INDEPENDENT NEWS

Senator Paul Wellstone - 1944-2002

Published: Sat 26 Oct 2002 07:43 PM
The loss of Senator Paul Wellstone is devastating to the United States, but more so for us aging baby boomers who remember 1960s liberalism when it was still bright and fresh and idealistic. Paul Wellstone fought the good fight for civil rights, for peace, and for all those other progressive causes so denigrated by the "right" and compromised by what passes for the "left" in America today.
To American liberals in all fifty states, Paul Wellstone was Our Senator.
The son of Russian Jewish immigrants, Wellstone grew up in Arlington, Virginia. In 1969, after earning a Ph.D. in political science, Wellstone joined the faculty of Carlton College in Northfield, Minnesota.
According to the New York Times, Professor Wellstone was "a 'rock-the-boat professor' who taught the politics of protest -- a course called 'Social Movements and Grassroots Organizing.'" He was arrested while picketing a bank that had foreclosed on local farmers. In 1988, he co-chaired Jesse Jackson's presidential campaign in Minnesota.
In 1990 he campaigned across the state of Minnesota in an old green bus and defeated the Republican incumbent to win a seat in the United States Senate.
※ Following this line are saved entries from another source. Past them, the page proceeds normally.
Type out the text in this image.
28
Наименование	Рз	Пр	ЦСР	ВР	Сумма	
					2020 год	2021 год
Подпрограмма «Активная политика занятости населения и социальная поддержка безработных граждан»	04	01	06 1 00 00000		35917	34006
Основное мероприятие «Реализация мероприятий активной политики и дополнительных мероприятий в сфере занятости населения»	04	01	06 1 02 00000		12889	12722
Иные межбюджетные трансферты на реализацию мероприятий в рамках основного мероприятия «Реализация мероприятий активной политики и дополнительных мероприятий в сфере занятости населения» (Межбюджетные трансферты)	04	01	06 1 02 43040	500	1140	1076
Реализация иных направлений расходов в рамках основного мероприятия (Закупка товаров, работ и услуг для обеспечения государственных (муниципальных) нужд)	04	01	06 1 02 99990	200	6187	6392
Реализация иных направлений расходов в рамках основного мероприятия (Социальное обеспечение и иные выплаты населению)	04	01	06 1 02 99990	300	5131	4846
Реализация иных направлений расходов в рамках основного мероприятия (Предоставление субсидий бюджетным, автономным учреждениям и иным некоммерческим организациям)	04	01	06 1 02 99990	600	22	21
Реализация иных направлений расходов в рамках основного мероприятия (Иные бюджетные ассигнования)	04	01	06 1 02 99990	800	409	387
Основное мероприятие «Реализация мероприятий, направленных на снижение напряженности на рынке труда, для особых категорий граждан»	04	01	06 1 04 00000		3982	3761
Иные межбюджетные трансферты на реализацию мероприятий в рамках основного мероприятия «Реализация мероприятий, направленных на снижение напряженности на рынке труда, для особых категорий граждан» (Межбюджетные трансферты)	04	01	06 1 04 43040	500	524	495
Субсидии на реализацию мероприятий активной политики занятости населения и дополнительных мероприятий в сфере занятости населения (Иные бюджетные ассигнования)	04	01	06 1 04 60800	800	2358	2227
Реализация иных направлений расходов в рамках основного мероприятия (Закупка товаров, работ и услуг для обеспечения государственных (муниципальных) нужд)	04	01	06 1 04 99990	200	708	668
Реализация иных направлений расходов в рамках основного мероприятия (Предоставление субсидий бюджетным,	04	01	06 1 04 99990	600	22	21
As the Democratic Party moved to the right during the Clinton Administration, Wellstone remained an unreconstructed liberal. In 1997 he retraced the steps of a tour of the poorest places in the nation taken by Robert Kennedy in 1967. He was saddened by how little had changed, and by how much his party had abandoned the poorest of the poor.
"The Democratic Party has lost some of its soul," he said.
Wellstone faced one of his greatest tests recently as the Bush Administration pressured Congress to endorse its plans to invade Iraq. The media pundits were predicting that a vote against the resolution was political suicide, and Wellstone was running slightly behind his Republican challenger. (See the September 28 Mahablog.)
But when the time came, Wellstone stuck with his principles and voted no to the resolution, the only incumbent in a tight re-election fight to do so. After that vote, however, Wellstone began to pull ahead of his opponent and appeared to be winning the election. Last week a statewide poll of 1,000 likely voters gave Wellstone a slight lead, 47 percent to 41 percent, with a margin of sampling error of plus or minus 3 points.
Senator Wellstone was killed today when his twin-engine campaign aircraft crashed in icy weather. The Senator's wife, Sheila; one of the couple's three children, Marcia; members of the senator's staff; and the plane's two pilots also died.
Flags in Washington, D.C. were quickly lowered to half-mast. Senate Majority Leader Tom Daschle said, " Paul Wellstone was the soul of the Senate. He was one of the most noble and courageous men I have ever known. He was a gallant and passionate fighter, especially for the less fortunate."
Joe Conason wrote in Salon: "His patriotism was the profound love of country that emerges as deep, passionate concern for the people and the land. His lack of pretension and his dedication to healing the injuries of class belied the stereotype of the 'limousine liberal.' File footage running on the networks today showed him being welcomed into the union halls of his state by big, burly men who knew that this liberal intellectual was their best friend." [Joe Conason, Salon, October 25, 2002]
What's Next For Minnesota (And The World)?
Minnesota state law allows the Democrats to replace Senator Wellstone on the ballot. The first name on everyone's lips was Walter Mondale. Fritz Mondale was a Senator for many years and Jimmy Carter's Vice President.
He is 74 years old, which makes him slightly younger than the other "new" Democratic candidate, 78-year-old Frank Lautenberg of New Jersey. Other possibilities include Alan Page, a former Minnesota Viking football player now serving on the Minnesota Supreme Court, and Hubert Humphrey III, the son of Lyndon Johnson's Vice President and a former state attorney general.
The midterm elections will determine which party will control Congress for the next two years. The pundits predict the Republicans will keep the House and the Democrats will keep the Senate, but possibly by only one vote. Wellstone's death make a Democrat majority less likely.